El Carnaval en la ciudad de Panamá ha cambiado a través del tiempo, perdiéndose mucho de lo tradicional, que incluía desfiles todos los días con lindos carros alegóricos; la gente acostumbraba a disfrazarse y los confetis y las serpentinas eran de rigor. Aunque usted no lo crea, hubo una época en donde las familias se arreglaban para salir a disfrutar del desfile del carnaval sin temer ser mojados o robados o agredidos de palabra u ofendidos por algún espectáculo bochornoso. Hoy día la diversión se centra en la participación tumultuaria en los llamados "culecos", en donde los desmanes y desnudeces van de lo grotesco a lo delictivo
Ahora la Transístmica es el centro de estos desmanes, en donde se concentra la música, los "culecos", las ventas de comida y de licor, compitiendo entre sí y con los maleantes también dispuestos a divertirse al son de "Yasuri Yamilet, si te metes conmigo, te saco la gillette". Lo que en los pueblos del interior era una sana diversión, en las ciudades se ha convertido en un espectáculo poco estético (por decir lo menos) en donde carros cisternas le echan agua no-potable a una muchedumbre enardecida que baila frenéticamente al son de una bulla indescriptible.
Terminada la "mojadera", empieza el éxodo de este gentío mojado y algunos licorizados, que se convierten en la pesadilla de los vecinos del lugar. Estos tienen que "hacer de tripas corazón" al presenciar peleas, oír toda clase de vulgaridades y con mucha tristeza y bochorno verlos satisfacer sus necesidades corporales en jardines y garajes (hombres, mujeres y niños). Pero esto no es todo, al terminar la noche, después del baile y la jarana, viene otro éxodo bullicioso en donde abundan las peleas y los asaltos. No todos van al baile a bailar, algunos van a aprovecharse de los alegres "enguarapados" y a quitarles el "sencillo" que les sobró o a aprovecharse del tumulto para meterse en las casas ajenas.

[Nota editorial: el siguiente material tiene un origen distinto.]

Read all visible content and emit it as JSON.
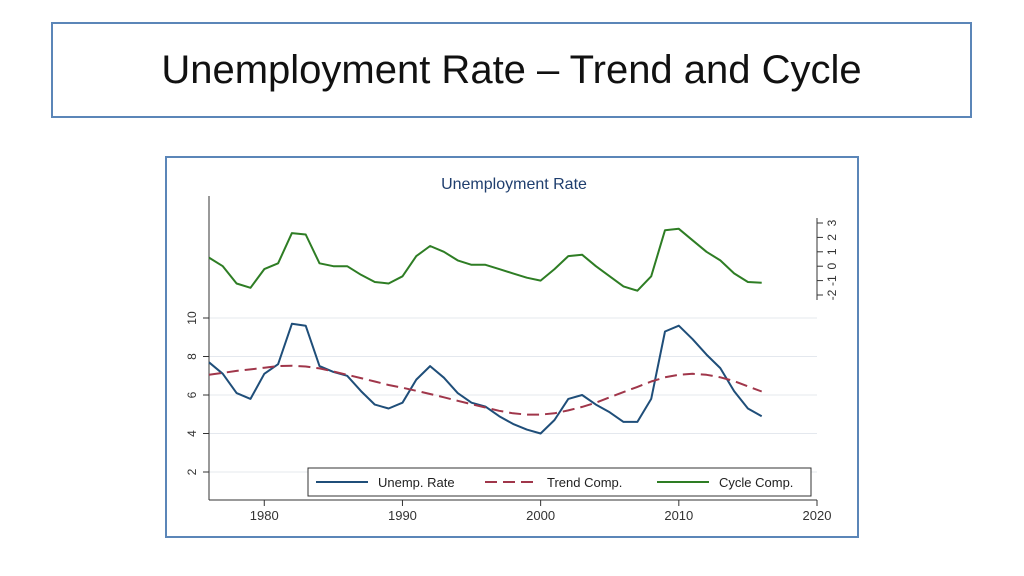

Podemos describir el carnaval como una muestra del realismo grotesco, en donde la permisividad y los excesos contribuyen a la degradación de la gente que por una botella de licor, cinco dólares o una soda, no vacilan en desbordarse en un concurso de "meneo" o exhibir partes de su no muy agraciada anatomía. El carnaval crea las condiciones para que se desdibujen las normas y los valores de la sociedad y se propicie "un mundo al revés" en donde todo es válido. El carnaval es un tiempo de locura, una locura que en su devenir refleja otras verdades y otra cultura. Esto supone una renuncia de la cotidianeidad tradicional por los sobresaltos de otro orden social en donde impera el desorden.
Finalmente tenemos la tristeza que nos deja el carnaval por los muertos, muchos en accidentes de tránsito, otros asesinados por disputas intrascendentes, algunos por asaltos y todo esto como consecuencia del abuso del alcohol u otras sustancias.